Reading the results — two things to watch for
Switching to incremental terms can make performance drop sharply
Observed performance is inflated because it counts baseline as ad credit too. iROAS (incremental ROAS) and iCPA, recalculated on incrementality alone, usually come out lower — and that's closer to your ad's true performance.
This isn't meant to scare you with the numbers — quite the opposite. It's exactly this right-hand number that lets you actually direct budget toward what's genuinely efficient. And that can meaningfully change the direction of your business.
"Not statistically significant" doesn't mean "no effect"
Incrementality is usually a small difference, so with a small sample it often doesn't register statistically. When a result comes back "not significant," that means "we haven't seen enough to be sure yet" — not "there's no effect." Conflating the two leads you to prematurely kill a perfectly good channel.
Either grow your sample or your time window, and if it still doesn't register, "hold judgment" is often the right answer. There are methods (like MMM) that use observational data to quickly estimate direction, but the principle is that confirmation comes from a holdout experiment. "Association" and "causation" are different things.
Try this today
Pick just one campaign that seems most suspicious. Brand search or retargeting is usually the top candidate — since it's served to people who already know you, incrementality tends to be low. They may well have come in anyway. Or is there a channel where you kept raising budget and conversions kept climbing, but you never actually saw business growth from it? If so, that's your suspect. Don't try to validate everything at once — just one campaign is enough to start.
Wrap-up
To recap: attribution splits credit, incrementality measures the real effect — and the real effect comes from experiments, not observation.

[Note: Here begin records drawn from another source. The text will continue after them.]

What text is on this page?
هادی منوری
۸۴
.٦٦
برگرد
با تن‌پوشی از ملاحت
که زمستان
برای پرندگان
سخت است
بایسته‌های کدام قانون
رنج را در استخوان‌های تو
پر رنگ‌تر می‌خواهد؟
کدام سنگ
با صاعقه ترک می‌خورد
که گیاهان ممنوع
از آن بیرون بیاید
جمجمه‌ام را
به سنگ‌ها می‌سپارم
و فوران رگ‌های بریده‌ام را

If manually comparing exposed-group and control-group numbers and checking significance after running a holdout sounds like a hassle, try my holdout test tool. It calculates net incrementality and statistical significance across all three methods — control-group holdout, turn-ON, and turn-OFF (DiD). Uploaded data is processed entirely in your browser and never leaves it, so there's no risk in putting your media spend or revenue numbers anywhere external.
One last thing, for real this time. Incrementality measurement isn't about talking down advertising — it's the opposite. You need a clear view of which campaigns are truly creating performance so you can direct budget there. Stripping out inflated numbers is, in the end, about investing more in what actually works. So don't hesitate — let's take an honest look at what each campaign really looks like underneath.